[LLVM][CodeGen][SVE] Add lowering for ISD::[ANY,SIGN,ZERO]_EXTEND_VECTOR_INREG. #169847

paulwalker-arm · 2025-11-27T18:04:47Z

The rational behind the change is to reduce the number of target specific nodes that exist prior to operation legalisation. This is the change to ReplaceExtractSubVectorResults, with everything else fixing the fallout from that change.

…TOR_INREG. The rational behind the change is to reduce the number of target specific nodes that exist prior to operation legalisation.
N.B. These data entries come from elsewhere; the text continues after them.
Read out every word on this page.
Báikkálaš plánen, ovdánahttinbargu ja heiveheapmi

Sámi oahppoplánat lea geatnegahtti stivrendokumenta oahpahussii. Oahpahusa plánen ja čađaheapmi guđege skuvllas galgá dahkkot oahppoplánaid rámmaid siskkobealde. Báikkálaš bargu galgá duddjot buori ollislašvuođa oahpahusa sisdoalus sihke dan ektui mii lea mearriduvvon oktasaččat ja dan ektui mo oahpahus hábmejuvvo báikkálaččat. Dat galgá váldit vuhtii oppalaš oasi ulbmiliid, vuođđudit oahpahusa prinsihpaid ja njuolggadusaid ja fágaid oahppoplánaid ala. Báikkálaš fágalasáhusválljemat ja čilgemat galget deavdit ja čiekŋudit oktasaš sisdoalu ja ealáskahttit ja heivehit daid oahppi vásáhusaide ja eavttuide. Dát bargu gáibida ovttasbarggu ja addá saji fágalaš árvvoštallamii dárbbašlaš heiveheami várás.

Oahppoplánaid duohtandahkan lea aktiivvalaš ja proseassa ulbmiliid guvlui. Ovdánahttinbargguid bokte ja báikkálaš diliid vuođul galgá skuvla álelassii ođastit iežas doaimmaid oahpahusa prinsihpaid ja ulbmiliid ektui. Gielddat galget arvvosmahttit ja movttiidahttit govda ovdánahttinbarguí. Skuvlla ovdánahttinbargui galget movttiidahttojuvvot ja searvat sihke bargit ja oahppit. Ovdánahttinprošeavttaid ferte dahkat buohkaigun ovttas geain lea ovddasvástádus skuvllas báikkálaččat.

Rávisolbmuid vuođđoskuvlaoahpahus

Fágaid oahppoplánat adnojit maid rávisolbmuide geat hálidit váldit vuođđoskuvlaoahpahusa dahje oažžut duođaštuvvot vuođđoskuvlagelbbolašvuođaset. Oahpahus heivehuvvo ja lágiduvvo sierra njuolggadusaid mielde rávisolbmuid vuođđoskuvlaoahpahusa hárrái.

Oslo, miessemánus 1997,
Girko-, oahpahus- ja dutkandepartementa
This is the change to ReplaceExtractSubVectorResults, with everything else fixing the fallout from that change.

llvmbot · 2025-11-27T18:05:19Z

@llvm/pr-subscribers-backend-aarch64

Author: Paul Walker (paulwalker-arm)

Changes

The rational behind the change is to reduce the number of target specific nodes that exist prior to operation legalisation. This is the change to ReplaceExtractSubVectorResults, with everything else fixing the fallout from that change.

Full diff: https://github.com/llvm/llvm-project/pull/169847.diff

3 Files Affected:

(modified) llvm/lib/Target/AArch64/AArch64ISelLowering.cpp (+47-1)
(modified) llvm/lib/Target/AArch64/AArch64ISelLowering.h (+1)
(modified) llvm/test/CodeGen/AArch64/sve-sext-zext.ll (+128)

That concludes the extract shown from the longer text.